Was in die Reiseapotheke gehört
Reisen ohne Nebenwirkungen

Borghorst -

Bikini, Badehose und Sonnenbrille gehören in den Urlaubskoffer. Mindestens genauso wichtig ist aber die passende Reiseapotheke. Was darein gehört, hängt davon ab, wo der Sommerurlaub verbracht wird.

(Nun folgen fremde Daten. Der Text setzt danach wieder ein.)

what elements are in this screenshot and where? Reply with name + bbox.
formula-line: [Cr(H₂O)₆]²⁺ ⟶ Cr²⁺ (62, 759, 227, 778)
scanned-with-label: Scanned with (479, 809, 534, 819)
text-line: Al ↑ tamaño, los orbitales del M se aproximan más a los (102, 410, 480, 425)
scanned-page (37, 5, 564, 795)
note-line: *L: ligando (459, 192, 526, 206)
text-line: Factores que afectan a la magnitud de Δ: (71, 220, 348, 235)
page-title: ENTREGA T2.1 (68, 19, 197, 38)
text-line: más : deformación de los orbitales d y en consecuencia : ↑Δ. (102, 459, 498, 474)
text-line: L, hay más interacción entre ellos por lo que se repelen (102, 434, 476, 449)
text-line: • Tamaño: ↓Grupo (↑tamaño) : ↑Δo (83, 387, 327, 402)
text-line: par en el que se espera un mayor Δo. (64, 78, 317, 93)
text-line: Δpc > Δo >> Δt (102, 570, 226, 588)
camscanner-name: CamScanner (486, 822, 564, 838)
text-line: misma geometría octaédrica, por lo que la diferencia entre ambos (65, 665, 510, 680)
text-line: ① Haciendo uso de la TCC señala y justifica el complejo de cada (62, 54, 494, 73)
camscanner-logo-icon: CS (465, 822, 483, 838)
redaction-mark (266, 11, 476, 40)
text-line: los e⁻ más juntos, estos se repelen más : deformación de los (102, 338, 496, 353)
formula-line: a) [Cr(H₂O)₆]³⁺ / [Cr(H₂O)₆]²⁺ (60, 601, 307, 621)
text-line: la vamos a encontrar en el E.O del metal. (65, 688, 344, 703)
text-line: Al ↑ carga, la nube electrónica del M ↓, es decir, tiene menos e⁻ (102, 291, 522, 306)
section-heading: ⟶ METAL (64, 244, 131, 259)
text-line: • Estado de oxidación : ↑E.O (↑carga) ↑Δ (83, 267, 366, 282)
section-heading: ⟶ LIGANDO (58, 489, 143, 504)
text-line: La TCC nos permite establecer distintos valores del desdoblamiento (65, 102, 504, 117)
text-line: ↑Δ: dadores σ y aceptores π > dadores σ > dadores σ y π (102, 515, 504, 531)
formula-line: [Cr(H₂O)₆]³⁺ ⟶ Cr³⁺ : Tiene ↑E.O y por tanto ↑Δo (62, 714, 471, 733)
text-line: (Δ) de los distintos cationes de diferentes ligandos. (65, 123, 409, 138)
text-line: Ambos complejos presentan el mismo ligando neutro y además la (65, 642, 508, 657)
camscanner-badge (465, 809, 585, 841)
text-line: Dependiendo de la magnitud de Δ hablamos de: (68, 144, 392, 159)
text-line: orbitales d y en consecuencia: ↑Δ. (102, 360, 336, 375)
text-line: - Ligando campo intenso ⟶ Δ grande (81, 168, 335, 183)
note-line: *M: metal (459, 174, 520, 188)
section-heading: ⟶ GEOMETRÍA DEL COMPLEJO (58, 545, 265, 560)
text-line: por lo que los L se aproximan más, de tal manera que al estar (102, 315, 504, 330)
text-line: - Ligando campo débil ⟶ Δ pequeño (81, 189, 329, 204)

Dienstag, 25.07.2017, 14:07 Uhr

Welche Medikamente man in seiner Reiseapotheke verstaut, hängt auch davon ab, wohin es geht. Wilma Bockholt, PTA in der Schwanen-Apotheke, weiß das nur zu gut. Es gilt: Der Backpacker in Indonesien muss mehr beachten, als der Strandurlauber auf Mallorca.
Welche Medikamente man in seiner Reiseapotheke verstaut, hängt auch davon ab, wohin es geht. Wilma Bockholt, PTA in der Schwanen-Apotheke, weiß das nur zu gut. Es gilt: Der Backpacker in Indonesien muss mehr beachten, als der Strandurlauber auf Mallorca. Foto: Vera Szybalski

Grundsätzlich gilt: Ein fiebersenkendes Schmerzmittel, Pflaster, Desinfektionsmittel, Mittel gegen Magen-Darm-Erkrankungen und Brand- und Wundgel gehören in die tragbare Apotheke. „Natürlich ist auch Sonnenschutz hoch wichtig“, ergänzt Wilma Bockholt , Pharmazeutisch-technischer Assistentin (PTA) in der Schwanen-Apotheke, die Liste. „Das benötigt der Otto-Normal-Urlauber.“

Wer den Hotelurlaub in einer Touristenhochburg à la Mallorca gebucht hat, braucht weniger als der Backpacker allein im Niemandsland auf der Asien-Reise. Beim Wandern im Bayerischen Wald sind Zeckenschutzmittel Standard, wer mit Kindern unterwegs ist, könnte zusätzlich Nasenspray für den Flug und Ohrenstöpsel für das Schwimmen einpacken.

Vor Aufenthalten in Asien oder Afrika sollte eine längere Vorbereitungszeit mit eingeplant werden. Denn häufig sind umfassende Impfungen nötig. „Die Ärzte schicken die zukünftigen Urlauber dann zu uns“, sagt Bockholt. Die Apotheke stellt ein individuelles Impfprogramm für die jeweilige Region zusammen.

Vor Ort stellt es noch mal einen Unterschied dar, ob mit dem Rucksack durch den Urwald gewandert wird oder ob man drei Wochen Strandurlaub in Thailand macht. Bockholt: „Backpacker müssen ein bisschen mehr Mullbinden und Kompressen mitnehmen. Hotelurlauber können sich bei fiesen Schnittwunden an der Rezeption Hilfe holen.“ In tropischen Gebieten sollte darauf geachtet werden, dass die Medikamente nicht zu viel Hitze abbekommen.

Auch auf das Mindesthaltbarkeitsdatum sollte man einen Blick werfen. Nach Ablauf des Datums lässt die Wirkung nach. Besonders vor längeren Auslandsaufenthalten sollte deshalb auf Mindesthaltbarkeitsdatum und Aufbrauchfrist aufgepasst werden.

Wer einen längeren Zeitraum im Urlaub ist, kann sich seine Medikamente auch für mehrere Monate verschreiben lassen. „Damit hat man die Möglichkeit, versorgt zu sein, wenn man etwa auf Weltreise ist“, erklärt Bockholt. Die Pharmazeutisch-technische Assistentin empfiehlt zudem eine Auslandskrankenversicherung abzuschließen, damit auch bei schwereren ärztlichen Notfällen im Ausland die gesundheitliche Versorgung gesichert ist.